I recently sat down with Fred Yearian, a former Boeing engineer, and Jeff Kaylin, an engineer at Living Computers, to talk about their restoration work on Yerian’s PDP-7 at Living Computers: Museum + Labs. The PDP-7 (short for ‘Programmed Data Processor’) was introduced by The Digital Equipment Corporation (DEC) in 1964.
To find a PDP-7—particularly one that is operational—is exceptionally rare. To find one unknown to people is remarkable:
LCM+L’s PDP-7 was originally installed at the University of Oregon’s nuclear physics department. After Professor Harlan Lefevre accepted delivery of the system, his lab spent the next three years writing the necessary software required to carry out their research. Once complete, the system proved remarkably reliable: over the next four decades, it logged more than 60,000 hours of use and enabled 23 graduate students to earn their PhDs.

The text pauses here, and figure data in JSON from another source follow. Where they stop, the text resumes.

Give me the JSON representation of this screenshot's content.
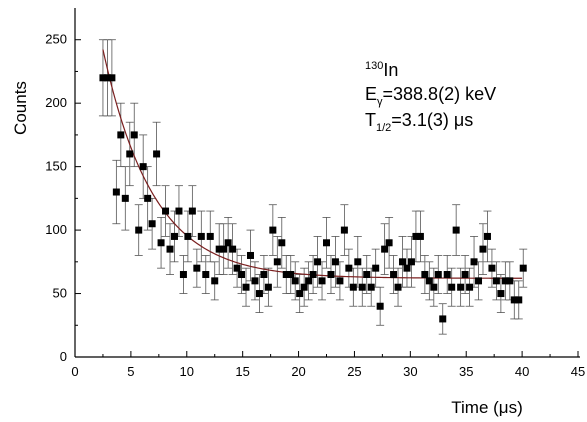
{
  "chart_data": {
    "type": "scatter",
    "xlabel": "Time (μs)",
    "ylabel": "Counts",
    "xlim": [
      0,
      45
    ],
    "ylim": [
      0,
      275
    ],
    "xticks": [
      0,
      5,
      10,
      15,
      20,
      25,
      30,
      35,
      40,
      45
    ],
    "yticks": [
      0,
      50,
      100,
      150,
      200,
      250
    ],
    "grid": false,
    "annotation": {
      "nucleus_mass": "130",
      "nucleus_symbol": "In",
      "energy_prefix": "E",
      "energy_sub": "γ",
      "energy_value": "=388.8(2) keV",
      "halflife_prefix": "T",
      "halflife_sub": "1/2",
      "halflife_value": "=3.1(3) μs"
    },
    "series": [
      {
        "marker": "square",
        "color": "#000000",
        "points": [
          {
            "x": 2.5,
            "y": 220,
            "err": 30
          },
          {
            "x": 2.9,
            "y": 220,
            "err": 30
          },
          {
            "x": 3.3,
            "y": 220,
            "err": 30
          },
          {
            "x": 3.7,
            "y": 130,
            "err": 25
          },
          {
            "x": 4.1,
            "y": 175,
            "err": 25
          },
          {
            "x": 4.5,
            "y": 125,
            "err": 25
          },
          {
            "x": 4.9,
            "y": 160,
            "err": 25
          },
          {
            "x": 5.3,
            "y": 175,
            "err": 25
          },
          {
            "x": 5.7,
            "y": 100,
            "err": 20
          },
          {
            "x": 6.1,
            "y": 150,
            "err": 25
          },
          {
            "x": 6.5,
            "y": 125,
            "err": 25
          },
          {
            "x": 6.9,
            "y": 105,
            "err": 20
          },
          {
            "x": 7.3,
            "y": 160,
            "err": 25
          },
          {
            "x": 7.7,
            "y": 90,
            "err": 20
          },
          {
            "x": 8.1,
            "y": 115,
            "err": 20
          },
          {
            "x": 8.5,
            "y": 85,
            "err": 20
          },
          {
            "x": 8.9,
            "y": 95,
            "err": 20
          },
          {
            "x": 9.3,
            "y": 115,
            "err": 20
          },
          {
            "x": 9.7,
            "y": 65,
            "err": 15
          },
          {
            "x": 10.1,
            "y": 95,
            "err": 20
          },
          {
            "x": 10.5,
            "y": 115,
            "err": 20
          },
          {
            "x": 10.9,
            "y": 70,
            "err": 15
          },
          {
            "x": 11.3,
            "y": 95,
            "err": 20
          },
          {
            "x": 11.7,
            "y": 65,
            "err": 15
          },
          {
            "x": 12.1,
            "y": 95,
            "err": 20
          },
          {
            "x": 12.5,
            "y": 60,
            "err": 15
          },
          {
            "x": 12.9,
            "y": 85,
            "err": 20
          },
          {
            "x": 13.3,
            "y": 85,
            "err": 20
          },
          {
            "x": 13.7,
            "y": 90,
            "err": 20
          },
          {
            "x": 14.1,
            "y": 85,
            "err": 20
          },
          {
            "x": 14.5,
            "y": 70,
            "err": 15
          },
          {
            "x": 14.9,
            "y": 65,
            "err": 15
          },
          {
            "x": 15.3,
            "y": 55,
            "err": 15
          },
          {
            "x": 15.7,
            "y": 80,
            "err": 20
          },
          {
            "x": 16.1,
            "y": 60,
            "err": 15
          },
          {
            "x": 16.5,
            "y": 50,
            "err": 15
          },
          {
            "x": 16.9,
            "y": 65,
            "err": 15
          },
          {
            "x": 17.3,
            "y": 55,
            "err": 15
          },
          {
            "x": 17.7,
            "y": 100,
            "err": 20
          },
          {
            "x": 18.1,
            "y": 75,
            "err": 20
          },
          {
            "x": 18.5,
            "y": 90,
            "err": 20
          },
          {
            "x": 18.9,
            "y": 65,
            "err": 15
          },
          {
            "x": 19.3,
            "y": 65,
            "err": 15
          },
          {
            "x": 19.7,
            "y": 60,
            "err": 15
          },
          {
            "x": 20.1,
            "y": 50,
            "err": 15
          },
          {
            "x": 20.5,
            "y": 55,
            "err": 15
          },
          {
            "x": 20.9,
            "y": 60,
            "err": 15
          },
          {
            "x": 21.3,
            "y": 65,
            "err": 15
          },
          {
            "x": 21.7,
            "y": 75,
            "err": 20
          },
          {
            "x": 22.1,
            "y": 60,
            "err": 15
          },
          {
            "x": 22.5,
            "y": 90,
            "err": 20
          },
          {
            "x": 22.9,
            "y": 65,
            "err": 15
          },
          {
            "x": 23.3,
            "y": 75,
            "err": 20
          },
          {
            "x": 23.7,
            "y": 60,
            "err": 15
          },
          {
            "x": 24.1,
            "y": 100,
            "err": 20
          },
          {
            "x": 24.5,
            "y": 70,
            "err": 15
          },
          {
            "x": 24.9,
            "y": 55,
            "err": 15
          },
          {
            "x": 25.3,
            "y": 75,
            "err": 20
          },
          {
            "x": 25.7,
            "y": 55,
            "err": 15
          },
          {
            "x": 26.1,
            "y": 65,
            "err": 15
          },
          {
            "x": 26.5,
            "y": 55,
            "err": 15
          },
          {
            "x": 26.9,
            "y": 70,
            "err": 15
          },
          {
            "x": 27.3,
            "y": 40,
            "err": 15
          },
          {
            "x": 27.7,
            "y": 85,
            "err": 20
          },
          {
            "x": 28.1,
            "y": 90,
            "err": 20
          },
          {
            "x": 28.5,
            "y": 65,
            "err": 15
          },
          {
            "x": 28.9,
            "y": 55,
            "err": 15
          },
          {
            "x": 29.3,
            "y": 75,
            "err": 20
          },
          {
            "x": 29.7,
            "y": 70,
            "err": 15
          },
          {
            "x": 30.1,
            "y": 75,
            "err": 20
          },
          {
            "x": 30.5,
            "y": 95,
            "err": 20
          },
          {
            "x": 30.9,
            "y": 95,
            "err": 20
          },
          {
            "x": 31.3,
            "y": 65,
            "err": 15
          },
          {
            "x": 31.7,
            "y": 60,
            "err": 15
          },
          {
            "x": 32.1,
            "y": 55,
            "err": 15
          },
          {
            "x": 32.5,
            "y": 65,
            "err": 15
          },
          {
            "x": 32.9,
            "y": 30,
            "err": 12
          },
          {
            "x": 33.3,
            "y": 65,
            "err": 15
          },
          {
            "x": 33.7,
            "y": 55,
            "err": 15
          },
          {
            "x": 34.1,
            "y": 100,
            "err": 20
          },
          {
            "x": 34.5,
            "y": 55,
            "err": 15
          },
          {
            "x": 34.9,
            "y": 65,
            "err": 15
          },
          {
            "x": 35.3,
            "y": 55,
            "err": 15
          },
          {
            "x": 35.7,
            "y": 75,
            "err": 20
          },
          {
            "x": 36.1,
            "y": 60,
            "err": 15
          },
          {
            "x": 36.5,
            "y": 85,
            "err": 20
          },
          {
            "x": 36.9,
            "y": 95,
            "err": 20
          },
          {
            "x": 37.3,
            "y": 70,
            "err": 15
          },
          {
            "x": 37.7,
            "y": 60,
            "err": 15
          },
          {
            "x": 38.1,
            "y": 50,
            "err": 15
          },
          {
            "x": 38.5,
            "y": 60,
            "err": 15
          },
          {
            "x": 38.9,
            "y": 60,
            "err": 15
          },
          {
            "x": 39.3,
            "y": 45,
            "err": 15
          },
          {
            "x": 39.7,
            "y": 45,
            "err": 15
          },
          {
            "x": 40.1,
            "y": 70,
            "err": 15
          }
        ]
      }
    ],
    "fit": {
      "type": "exponential decay",
      "color": "#7a1f1f",
      "x_start": 2.5,
      "x_end": 40,
      "y0": 62,
      "amplitude": 282,
      "half_life": 3.1
    }
  }
}
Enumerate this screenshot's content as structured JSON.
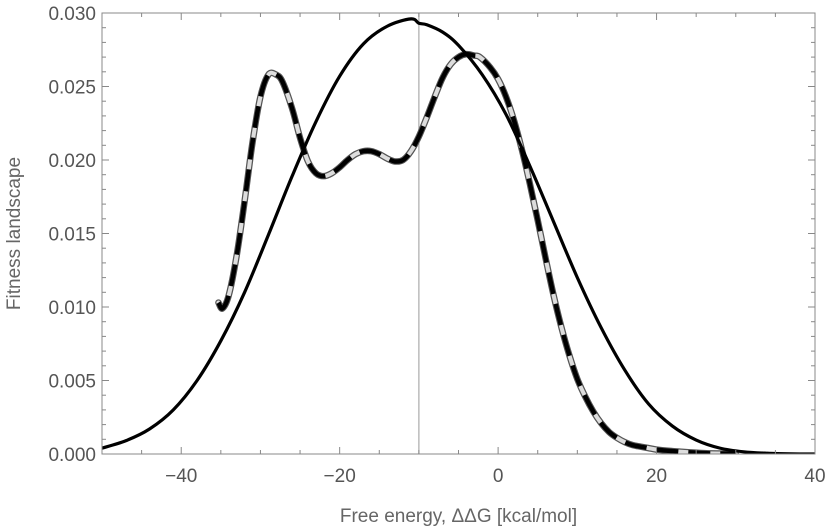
{
  "chart_data": {
    "type": "line",
    "title": "",
    "xlabel": "Free energy, ΔΔG [kcal/mol]",
    "ylabel": "Fitness landscape",
    "xlim": [
      -50,
      40
    ],
    "ylim": [
      0,
      0.03
    ],
    "xticks": [
      {
        "value": -40,
        "label": "−40"
      },
      {
        "value": -20,
        "label": "−20"
      },
      {
        "value": 0,
        "label": "0"
      },
      {
        "value": 20,
        "label": "20"
      },
      {
        "value": 40,
        "label": "40"
      }
    ],
    "yticks": [
      {
        "value": 0.0,
        "label": "0.000"
      },
      {
        "value": 0.005,
        "label": "0.005"
      },
      {
        "value": 0.01,
        "label": "0.010"
      },
      {
        "value": 0.015,
        "label": "0.015"
      },
      {
        "value": 0.02,
        "label": "0.020"
      },
      {
        "value": 0.025,
        "label": "0.025"
      },
      {
        "value": 0.03,
        "label": "0.030"
      }
    ],
    "reference_line": {
      "orientation": "vertical",
      "x": -10,
      "color": "#aaaaaa"
    },
    "grid": false,
    "frame": true,
    "series": [
      {
        "style": "solid",
        "color": "#000000",
        "x": [
          -50,
          -47,
          -44,
          -41,
          -38,
          -35,
          -32,
          -29,
          -26,
          -23,
          -20,
          -17,
          -14,
          -11,
          -10,
          -9,
          -7,
          -5,
          -2,
          1,
          4,
          7,
          10,
          13,
          16,
          19,
          22,
          25,
          28,
          31,
          34,
          37,
          40
        ],
        "y": [
          0.0004,
          0.0009,
          0.0017,
          0.003,
          0.005,
          0.0077,
          0.011,
          0.0149,
          0.0189,
          0.0226,
          0.0257,
          0.0279,
          0.0291,
          0.0296,
          0.0293,
          0.0292,
          0.0287,
          0.0278,
          0.0258,
          0.0231,
          0.0196,
          0.0158,
          0.012,
          0.0086,
          0.0057,
          0.0034,
          0.0019,
          0.00095,
          0.0004,
          0.00015,
          5e-05,
          1e-05,
          0.0
        ]
      },
      {
        "style": "dashed-black-white",
        "color": "#000000",
        "x": [
          -35.3,
          -34.8,
          -34,
          -33,
          -32,
          -31,
          -30,
          -29,
          -28,
          -27.2,
          -26,
          -25,
          -24,
          -23,
          -22,
          -21,
          -20,
          -19,
          -18,
          -17,
          -16,
          -15,
          -14,
          -13,
          -12,
          -11,
          -10,
          -9,
          -8,
          -7,
          -6,
          -5,
          -4,
          -3,
          -2.3,
          -1,
          0,
          1,
          2,
          3,
          4,
          5,
          6,
          7,
          8,
          9,
          10,
          11,
          12,
          13,
          14,
          15,
          16,
          17,
          18,
          19,
          20,
          22,
          24,
          26,
          28,
          30
        ],
        "y": [
          0.0103,
          0.0099,
          0.0108,
          0.0135,
          0.0172,
          0.0212,
          0.0243,
          0.0258,
          0.0258,
          0.0253,
          0.0235,
          0.0215,
          0.0199,
          0.0191,
          0.0189,
          0.0191,
          0.0195,
          0.02,
          0.0204,
          0.0206,
          0.0206,
          0.0204,
          0.0201,
          0.0199,
          0.02,
          0.0206,
          0.0216,
          0.0229,
          0.0243,
          0.0256,
          0.0265,
          0.027,
          0.0272,
          0.0271,
          0.027,
          0.0263,
          0.0255,
          0.0243,
          0.0227,
          0.0207,
          0.0184,
          0.0159,
          0.0133,
          0.0108,
          0.0086,
          0.0067,
          0.0051,
          0.0039,
          0.0029,
          0.0021,
          0.0015,
          0.0011,
          0.0008,
          0.0006,
          0.0005,
          0.0004,
          0.0003,
          0.0002,
          0.00012,
          6e-05,
          3e-05,
          1e-05
        ]
      }
    ]
  }
}
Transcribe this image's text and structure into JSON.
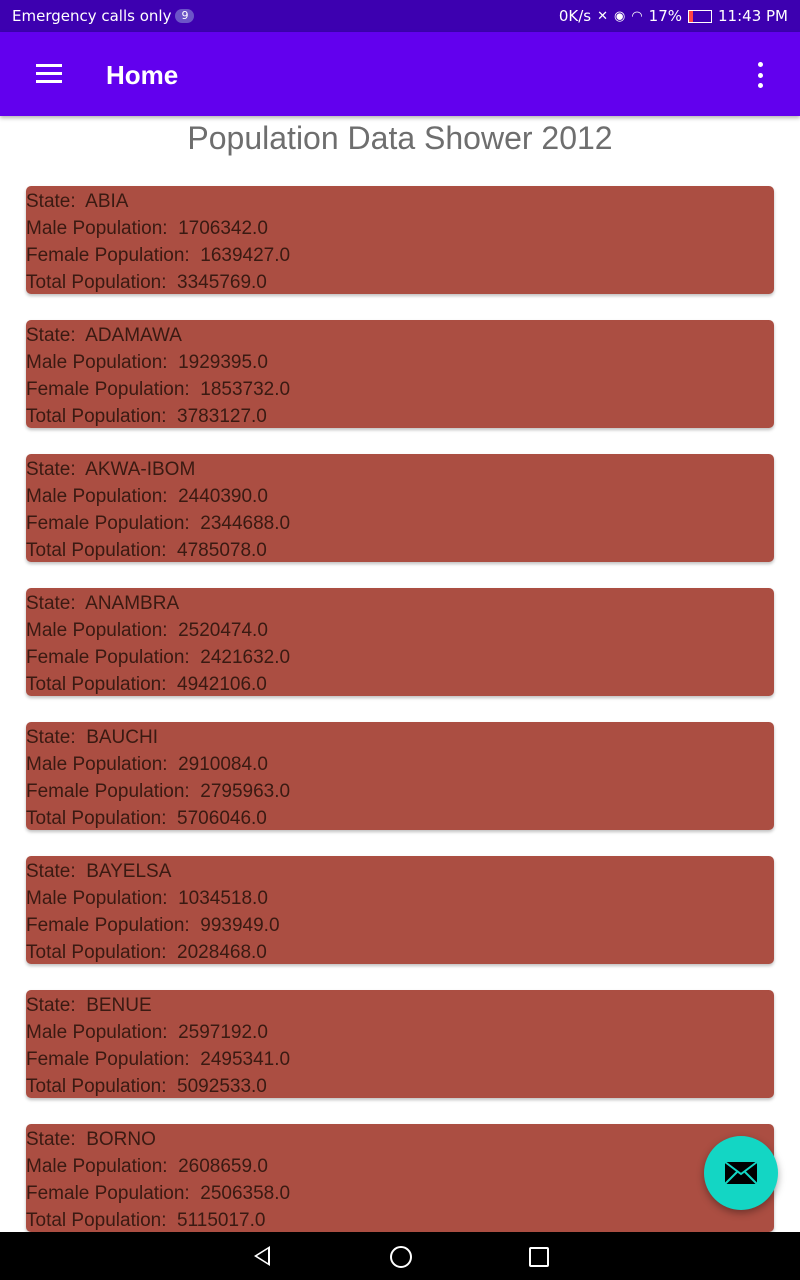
{
  "status_bar": {
    "carrier_text": "Emergency calls only",
    "notification_count": "9",
    "speed": "0K/s",
    "battery_percent": "17%",
    "time": "11:43 PM"
  },
  "app_bar": {
    "title": "Home"
  },
  "page": {
    "heading": "Population Data Shower 2012"
  },
  "labels": {
    "state": "State:  ",
    "male": "Male Population:  ",
    "female": "Female Population:  ",
    "total": "Total Population:  "
  },
  "records": [
    {
      "state": "ABIA",
      "male": "1706342.0",
      "female": "1639427.0",
      "total": "3345769.0"
    },
    {
      "state": "ADAMAWA",
      "male": "1929395.0",
      "female": "1853732.0",
      "total": "3783127.0"
    },
    {
      "state": "AKWA-IBOM",
      "male": "2440390.0",
      "female": "2344688.0",
      "total": "4785078.0"
    },
    {
      "state": "ANAMBRA",
      "male": "2520474.0",
      "female": "2421632.0",
      "total": "4942106.0"
    },
    {
      "state": "BAUCHI",
      "male": "2910084.0",
      "female": "2795963.0",
      "total": "5706046.0"
    },
    {
      "state": "BAYELSA",
      "male": "1034518.0",
      "female": "993949.0",
      "total": "2028468.0"
    },
    {
      "state": "BENUE",
      "male": "2597192.0",
      "female": "2495341.0",
      "total": "5092533.0"
    },
    {
      "state": "BORNO",
      "male": "2608659.0",
      "female": "2506358.0",
      "total": "5115017.0"
    }
  ],
  "colors": {
    "status_bar": "#3d00b0",
    "app_bar": "#6200ee",
    "card": "#ab4e42",
    "fab": "#13d6c4"
  },
  "icons": {
    "menu": "hamburger-menu-icon",
    "more": "more-vert-icon",
    "fab": "email-icon"
  }
}
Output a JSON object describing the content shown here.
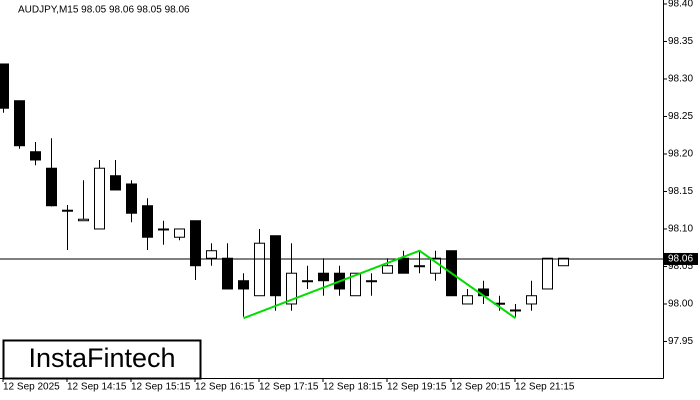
{
  "chart_data": {
    "type": "candlestick",
    "title": "AUDJPY,M15  98.05 98.06 98.05 98.06",
    "watermark": "InstaFintech",
    "categories": [
      "12 Sep 2025",
      null,
      null,
      null,
      "12 Sep 14:15",
      null,
      null,
      null,
      "12 Sep 15:15",
      null,
      null,
      null,
      "12 Sep 16:15",
      null,
      null,
      null,
      "12 Sep 17:15",
      null,
      null,
      null,
      "12 Sep 18:15",
      null,
      null,
      null,
      "12 Sep 19:15",
      null,
      null,
      null,
      "12 Sep 20:15",
      null,
      null,
      null,
      "12 Sep 21:15",
      null,
      null,
      null
    ],
    "open": [
      98.32,
      98.271,
      98.203,
      98.181,
      98.125,
      98.111,
      98.1,
      98.171,
      98.16,
      98.131,
      98.1,
      98.089,
      98.111,
      98.061,
      98.061,
      98.031,
      98.011,
      98.091,
      98.0,
      98.03,
      98.041,
      98.041,
      98.011,
      98.031,
      98.041,
      98.061,
      98.05,
      98.041,
      98.071,
      98.0,
      98.02,
      98.0,
      97.991,
      98.0,
      98.02,
      98.051
    ],
    "high": [
      98.32,
      98.271,
      98.216,
      98.221,
      98.132,
      98.165,
      98.192,
      98.192,
      98.165,
      98.141,
      98.111,
      98.1,
      98.111,
      98.081,
      98.081,
      98.041,
      98.1,
      98.091,
      98.081,
      98.051,
      98.061,
      98.051,
      98.041,
      98.041,
      98.061,
      98.071,
      98.071,
      98.071,
      98.071,
      98.02,
      98.031,
      98.011,
      98.0,
      98.031,
      98.061,
      98.061
    ],
    "low": [
      98.255,
      98.207,
      98.185,
      98.13,
      98.072,
      98.111,
      98.1,
      98.152,
      98.109,
      98.072,
      98.079,
      98.085,
      98.032,
      98.051,
      98.02,
      97.983,
      98.011,
      97.991,
      97.991,
      98.02,
      98.011,
      98.011,
      98.011,
      98.011,
      98.041,
      98.041,
      98.041,
      98.031,
      98.011,
      98.0,
      98.0,
      97.991,
      97.983,
      97.991,
      98.02,
      98.051
    ],
    "close": [
      98.261,
      98.211,
      98.192,
      98.131,
      98.124,
      98.113,
      98.181,
      98.152,
      98.121,
      98.089,
      98.099,
      98.1,
      98.051,
      98.071,
      98.02,
      98.02,
      98.081,
      98.011,
      98.041,
      98.031,
      98.031,
      98.02,
      98.041,
      98.031,
      98.051,
      98.041,
      98.051,
      98.061,
      98.011,
      98.011,
      98.011,
      98.001,
      97.992,
      98.011,
      98.061,
      98.061
    ],
    "bull_color": "#ffffff",
    "bear_color": "#000000",
    "pattern": {
      "color": "#00dd00",
      "x": [
        15,
        26,
        32
      ],
      "values": [
        97.981,
        98.071,
        97.981
      ]
    },
    "last_price": 98.06,
    "ylim": [
      97.9013,
      98.4053
    ],
    "yticks": [
      {
        "value": 98.4,
        "label": "98.40"
      },
      98.35,
      {
        "value": 98.3,
        "label": "98.30"
      },
      98.25,
      {
        "value": 98.2,
        "label": "98.20"
      },
      98.15,
      {
        "value": 98.1,
        "label": "98.10"
      },
      98.05,
      {
        "value": 98.0,
        "label": "98.00"
      },
      97.95
    ],
    "grid": false
  }
}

Up until the discovery of Yearian’s machine, LCM+L’s PDP-7 was believed to be the only operational PDP-7 left in the world. Chuckling to himself, Yearian recalls hearing this history presented during his first visit to LCM+L.
“I walked in the computer museum, and someone said ‘Oh, this is the only [PDP-7] that’s still working’.
And I said, ‘Well actually, I got one in my basement!’”
On November 7th, 2018, after over a year of correspondence following Yearian’s initial visit, a handful of Living Computers engineers … arrived at Yearian’s house to extract the PDP-7 from his work room and load it onto a truck bound for the museum.
From there, the team began working to load the UNIX Version 0 operating system onto the machine. This goal was an homage to the fact that Ken Thompson wrote UNIX Version 0 on an old PDP-7 at Bell Labs in 1969. UNIX also turned 50 this year, which made the restoration project all the more timely.
After countless hours of work, the team booted UNIX v0 on Yearian’s PDP-7 on Monday October 28th, 2019 for the first time. The engineers logged in as user ‘dmr’ as a tribute to Dennis M. Ritchie, who created UNIX with Ken Thompson in 1969.